--> Source Rock and Organic Matter Data Extracted From Geoscience Literature by Using Watson (IBM)

AAPG Hedberg Conference, The Evolution of Petroleum Systems Analysis

Datapages, Inc.Print this page

Source Rock and Organic Matter Data Extracted From Geoscience Literature by Using Watson (IBM)


Basin modelling is now considered as a commodity for Oil&Gas exploration, but too much human time is still spent in gathering information and input data prior to the model construction. In this feasibility study, we concentrated on source rock and petroleum system data mining.
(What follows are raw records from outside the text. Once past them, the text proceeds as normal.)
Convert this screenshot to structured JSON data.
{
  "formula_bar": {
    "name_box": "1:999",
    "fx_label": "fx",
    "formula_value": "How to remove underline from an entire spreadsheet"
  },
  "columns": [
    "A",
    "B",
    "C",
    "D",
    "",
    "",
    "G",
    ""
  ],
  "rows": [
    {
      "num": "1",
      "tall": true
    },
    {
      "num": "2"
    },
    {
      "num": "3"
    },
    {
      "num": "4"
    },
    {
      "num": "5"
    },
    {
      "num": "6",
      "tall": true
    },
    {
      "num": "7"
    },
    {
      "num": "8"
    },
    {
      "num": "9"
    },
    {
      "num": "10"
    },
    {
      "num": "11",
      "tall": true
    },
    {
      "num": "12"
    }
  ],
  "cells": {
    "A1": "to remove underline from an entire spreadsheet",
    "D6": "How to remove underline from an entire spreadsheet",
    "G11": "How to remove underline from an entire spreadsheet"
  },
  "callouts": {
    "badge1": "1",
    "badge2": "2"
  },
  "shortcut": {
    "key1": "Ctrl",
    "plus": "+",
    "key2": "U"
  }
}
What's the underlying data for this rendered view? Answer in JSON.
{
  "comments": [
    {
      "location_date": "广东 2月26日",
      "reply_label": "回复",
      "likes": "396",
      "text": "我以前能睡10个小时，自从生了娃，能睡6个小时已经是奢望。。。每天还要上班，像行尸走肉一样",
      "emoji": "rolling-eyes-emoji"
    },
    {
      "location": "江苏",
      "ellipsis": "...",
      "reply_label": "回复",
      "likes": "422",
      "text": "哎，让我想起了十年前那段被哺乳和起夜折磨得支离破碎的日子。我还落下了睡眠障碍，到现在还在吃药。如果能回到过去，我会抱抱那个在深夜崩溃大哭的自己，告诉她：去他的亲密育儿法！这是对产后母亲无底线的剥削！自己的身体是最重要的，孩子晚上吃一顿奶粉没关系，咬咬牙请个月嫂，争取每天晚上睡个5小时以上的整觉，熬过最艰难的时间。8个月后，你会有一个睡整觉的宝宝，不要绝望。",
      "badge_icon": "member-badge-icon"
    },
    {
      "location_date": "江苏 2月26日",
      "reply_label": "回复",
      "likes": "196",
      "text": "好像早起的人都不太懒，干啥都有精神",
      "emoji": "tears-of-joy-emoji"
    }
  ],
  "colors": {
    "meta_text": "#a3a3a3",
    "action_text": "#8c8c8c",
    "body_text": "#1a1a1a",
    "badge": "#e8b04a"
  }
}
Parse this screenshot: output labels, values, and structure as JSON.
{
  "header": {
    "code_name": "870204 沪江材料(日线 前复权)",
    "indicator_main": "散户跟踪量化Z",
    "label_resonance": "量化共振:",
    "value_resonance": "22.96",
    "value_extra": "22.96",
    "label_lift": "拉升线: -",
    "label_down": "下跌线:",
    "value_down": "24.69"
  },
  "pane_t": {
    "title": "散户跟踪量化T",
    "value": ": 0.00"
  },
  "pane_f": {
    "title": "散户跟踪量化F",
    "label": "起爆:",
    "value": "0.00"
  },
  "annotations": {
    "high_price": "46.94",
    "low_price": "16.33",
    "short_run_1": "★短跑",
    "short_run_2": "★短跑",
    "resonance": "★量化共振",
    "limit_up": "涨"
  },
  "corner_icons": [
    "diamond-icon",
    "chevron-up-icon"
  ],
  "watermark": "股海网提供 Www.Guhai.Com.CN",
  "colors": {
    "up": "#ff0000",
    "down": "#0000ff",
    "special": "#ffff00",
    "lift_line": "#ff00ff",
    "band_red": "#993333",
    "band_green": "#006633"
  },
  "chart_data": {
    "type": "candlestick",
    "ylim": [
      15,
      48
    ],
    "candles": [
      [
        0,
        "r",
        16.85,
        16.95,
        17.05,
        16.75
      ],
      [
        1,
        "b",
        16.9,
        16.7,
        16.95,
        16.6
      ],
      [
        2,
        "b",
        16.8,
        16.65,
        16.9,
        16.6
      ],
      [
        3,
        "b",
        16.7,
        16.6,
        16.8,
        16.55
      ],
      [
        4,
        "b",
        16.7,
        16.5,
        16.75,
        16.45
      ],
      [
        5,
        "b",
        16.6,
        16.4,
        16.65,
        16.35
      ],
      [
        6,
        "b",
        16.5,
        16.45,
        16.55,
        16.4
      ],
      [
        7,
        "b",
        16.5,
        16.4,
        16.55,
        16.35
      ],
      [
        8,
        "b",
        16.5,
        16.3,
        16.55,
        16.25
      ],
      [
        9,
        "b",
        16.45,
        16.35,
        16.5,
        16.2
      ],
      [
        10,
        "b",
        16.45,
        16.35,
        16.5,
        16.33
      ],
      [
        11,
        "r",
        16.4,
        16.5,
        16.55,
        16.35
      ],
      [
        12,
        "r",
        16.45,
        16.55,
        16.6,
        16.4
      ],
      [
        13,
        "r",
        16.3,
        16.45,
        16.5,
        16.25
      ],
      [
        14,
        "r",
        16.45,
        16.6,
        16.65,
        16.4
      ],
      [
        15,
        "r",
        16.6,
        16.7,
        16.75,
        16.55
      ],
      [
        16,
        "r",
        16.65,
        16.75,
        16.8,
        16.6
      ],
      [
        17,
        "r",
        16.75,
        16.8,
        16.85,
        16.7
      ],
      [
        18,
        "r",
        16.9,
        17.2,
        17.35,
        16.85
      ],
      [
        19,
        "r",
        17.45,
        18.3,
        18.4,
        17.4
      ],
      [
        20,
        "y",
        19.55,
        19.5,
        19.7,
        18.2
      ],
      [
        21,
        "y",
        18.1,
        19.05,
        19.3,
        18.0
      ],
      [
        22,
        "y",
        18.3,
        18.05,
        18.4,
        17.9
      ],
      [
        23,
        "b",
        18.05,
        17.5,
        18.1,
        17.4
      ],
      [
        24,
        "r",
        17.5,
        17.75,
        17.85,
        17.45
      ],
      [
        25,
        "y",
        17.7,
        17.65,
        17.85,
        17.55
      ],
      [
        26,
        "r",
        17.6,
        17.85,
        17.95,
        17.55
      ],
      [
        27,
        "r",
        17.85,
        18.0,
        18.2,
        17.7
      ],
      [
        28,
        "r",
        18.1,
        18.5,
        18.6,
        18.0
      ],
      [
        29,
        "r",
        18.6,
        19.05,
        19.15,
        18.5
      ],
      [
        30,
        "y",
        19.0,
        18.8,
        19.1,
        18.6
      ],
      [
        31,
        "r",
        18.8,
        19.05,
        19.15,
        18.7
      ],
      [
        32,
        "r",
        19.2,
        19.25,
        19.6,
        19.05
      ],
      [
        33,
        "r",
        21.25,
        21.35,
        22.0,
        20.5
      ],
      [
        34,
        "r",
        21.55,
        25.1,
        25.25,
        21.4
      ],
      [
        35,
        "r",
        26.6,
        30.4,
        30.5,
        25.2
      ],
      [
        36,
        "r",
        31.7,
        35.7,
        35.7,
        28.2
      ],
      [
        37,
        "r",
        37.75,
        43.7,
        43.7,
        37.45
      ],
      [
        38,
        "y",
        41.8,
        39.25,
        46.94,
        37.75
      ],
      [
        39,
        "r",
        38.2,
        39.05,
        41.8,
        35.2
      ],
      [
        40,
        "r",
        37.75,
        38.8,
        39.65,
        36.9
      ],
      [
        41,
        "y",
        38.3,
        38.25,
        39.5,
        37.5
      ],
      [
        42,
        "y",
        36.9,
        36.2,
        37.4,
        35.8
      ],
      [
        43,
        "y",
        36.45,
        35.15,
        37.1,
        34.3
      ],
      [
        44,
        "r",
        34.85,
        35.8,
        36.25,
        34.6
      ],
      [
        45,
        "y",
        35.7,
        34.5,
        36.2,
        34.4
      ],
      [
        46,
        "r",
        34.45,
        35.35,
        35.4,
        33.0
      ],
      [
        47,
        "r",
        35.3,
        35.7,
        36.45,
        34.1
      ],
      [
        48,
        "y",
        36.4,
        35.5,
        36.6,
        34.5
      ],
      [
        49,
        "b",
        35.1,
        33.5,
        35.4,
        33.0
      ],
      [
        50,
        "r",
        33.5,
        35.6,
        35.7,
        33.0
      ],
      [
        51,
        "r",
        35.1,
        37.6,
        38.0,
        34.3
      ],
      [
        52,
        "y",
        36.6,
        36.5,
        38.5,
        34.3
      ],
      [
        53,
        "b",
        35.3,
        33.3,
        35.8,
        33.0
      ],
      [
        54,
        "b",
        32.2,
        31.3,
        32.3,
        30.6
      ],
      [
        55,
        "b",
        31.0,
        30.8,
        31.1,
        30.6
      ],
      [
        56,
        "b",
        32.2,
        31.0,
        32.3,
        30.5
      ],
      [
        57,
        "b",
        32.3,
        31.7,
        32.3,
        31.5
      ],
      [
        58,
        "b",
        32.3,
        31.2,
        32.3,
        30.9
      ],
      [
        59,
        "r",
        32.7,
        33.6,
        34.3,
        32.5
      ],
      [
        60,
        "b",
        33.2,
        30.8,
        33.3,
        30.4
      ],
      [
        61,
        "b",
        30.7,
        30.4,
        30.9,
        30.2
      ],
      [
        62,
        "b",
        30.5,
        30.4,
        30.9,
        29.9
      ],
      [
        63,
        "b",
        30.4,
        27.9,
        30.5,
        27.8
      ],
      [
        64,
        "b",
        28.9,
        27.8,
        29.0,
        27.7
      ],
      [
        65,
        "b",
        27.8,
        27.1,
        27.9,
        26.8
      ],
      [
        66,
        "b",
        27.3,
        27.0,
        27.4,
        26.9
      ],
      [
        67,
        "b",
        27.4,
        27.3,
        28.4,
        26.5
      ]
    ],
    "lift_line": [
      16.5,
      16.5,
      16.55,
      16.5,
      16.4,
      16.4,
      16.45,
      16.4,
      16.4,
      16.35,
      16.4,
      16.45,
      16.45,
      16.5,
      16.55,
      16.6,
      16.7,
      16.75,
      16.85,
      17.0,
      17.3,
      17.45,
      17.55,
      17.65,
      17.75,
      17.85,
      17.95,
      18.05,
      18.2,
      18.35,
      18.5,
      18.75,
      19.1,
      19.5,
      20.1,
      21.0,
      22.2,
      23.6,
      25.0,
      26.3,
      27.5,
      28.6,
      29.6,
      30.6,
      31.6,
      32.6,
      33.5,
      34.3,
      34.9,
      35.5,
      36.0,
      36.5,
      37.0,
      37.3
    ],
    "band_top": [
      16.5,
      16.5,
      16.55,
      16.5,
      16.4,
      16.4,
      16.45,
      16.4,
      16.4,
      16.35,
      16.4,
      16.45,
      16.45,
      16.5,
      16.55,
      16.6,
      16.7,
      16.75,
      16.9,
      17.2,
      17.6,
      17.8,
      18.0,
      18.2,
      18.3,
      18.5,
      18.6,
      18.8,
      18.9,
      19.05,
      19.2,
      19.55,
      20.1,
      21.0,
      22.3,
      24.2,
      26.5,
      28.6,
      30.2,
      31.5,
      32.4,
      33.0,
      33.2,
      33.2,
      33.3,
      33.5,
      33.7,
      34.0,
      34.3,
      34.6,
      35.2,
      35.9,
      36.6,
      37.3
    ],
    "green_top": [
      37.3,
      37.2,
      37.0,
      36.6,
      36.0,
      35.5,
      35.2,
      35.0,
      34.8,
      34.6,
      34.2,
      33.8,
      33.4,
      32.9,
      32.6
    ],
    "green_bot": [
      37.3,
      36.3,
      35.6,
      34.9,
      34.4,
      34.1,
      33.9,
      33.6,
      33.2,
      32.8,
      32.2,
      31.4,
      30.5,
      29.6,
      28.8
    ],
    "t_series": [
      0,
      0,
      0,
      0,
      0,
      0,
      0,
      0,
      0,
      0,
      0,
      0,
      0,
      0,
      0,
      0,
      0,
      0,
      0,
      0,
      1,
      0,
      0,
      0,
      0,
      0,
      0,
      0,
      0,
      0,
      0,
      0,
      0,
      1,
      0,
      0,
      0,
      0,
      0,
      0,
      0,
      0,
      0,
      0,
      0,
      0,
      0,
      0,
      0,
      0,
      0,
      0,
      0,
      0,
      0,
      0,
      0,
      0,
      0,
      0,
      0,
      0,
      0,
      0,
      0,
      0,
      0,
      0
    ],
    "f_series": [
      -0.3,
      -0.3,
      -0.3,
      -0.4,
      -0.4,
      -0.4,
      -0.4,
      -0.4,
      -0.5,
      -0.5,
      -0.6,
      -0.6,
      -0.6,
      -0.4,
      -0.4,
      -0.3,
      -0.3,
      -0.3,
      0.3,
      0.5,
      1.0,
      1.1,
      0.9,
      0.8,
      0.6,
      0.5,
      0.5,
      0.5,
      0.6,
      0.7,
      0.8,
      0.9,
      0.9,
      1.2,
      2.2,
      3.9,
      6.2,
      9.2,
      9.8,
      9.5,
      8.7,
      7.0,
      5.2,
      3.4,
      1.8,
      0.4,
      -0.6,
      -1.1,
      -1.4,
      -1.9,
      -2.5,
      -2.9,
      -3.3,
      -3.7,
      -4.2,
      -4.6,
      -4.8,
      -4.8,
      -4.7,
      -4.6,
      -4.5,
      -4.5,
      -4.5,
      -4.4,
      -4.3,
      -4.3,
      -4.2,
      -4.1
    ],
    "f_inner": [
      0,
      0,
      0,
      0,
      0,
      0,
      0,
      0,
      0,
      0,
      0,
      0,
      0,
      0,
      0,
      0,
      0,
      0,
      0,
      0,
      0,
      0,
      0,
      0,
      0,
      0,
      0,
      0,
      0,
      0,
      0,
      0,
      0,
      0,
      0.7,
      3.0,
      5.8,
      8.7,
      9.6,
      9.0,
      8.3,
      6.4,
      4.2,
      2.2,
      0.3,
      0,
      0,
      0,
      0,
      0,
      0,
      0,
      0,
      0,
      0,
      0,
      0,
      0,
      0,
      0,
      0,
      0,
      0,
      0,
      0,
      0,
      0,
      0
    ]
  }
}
Huge mass of information on source rock intervals and organic matter are available in the scientific literature, company reports and oral presentation files. However, searching for such detailed knowledge in this mass of documents has become a challenge. We evaluated two of the Watson (IBM) machine learning capabilities: image recognition (Watson Visual Recognition WVR) and natural language understanding (Watson Knowledge Studio WKS). As we observe that most of geological information can be found on figures, WVR was trained to identify and sort images and charts from scientific publications in the field of petroleum system analysis. WVR proved to be very efficient to distinguish petroleum system charts, stratigraphic columns, burial curves and well logs from other types of graphs. Automatic text recognition on these images was also tested. On the other hand, WKS was trained to understand the semantic framework of textual knowledge related to source rocks, in order search a text for terms representing a petroleum basin, a stratigraphic interval or a source rock, as well as some information about source rock lithology, organic matter type, and maturity. WVR and WKS were then combined to build advanced queries which help to find much more detailed and petroleum technology oriented knowledge than any other every‐day search engine.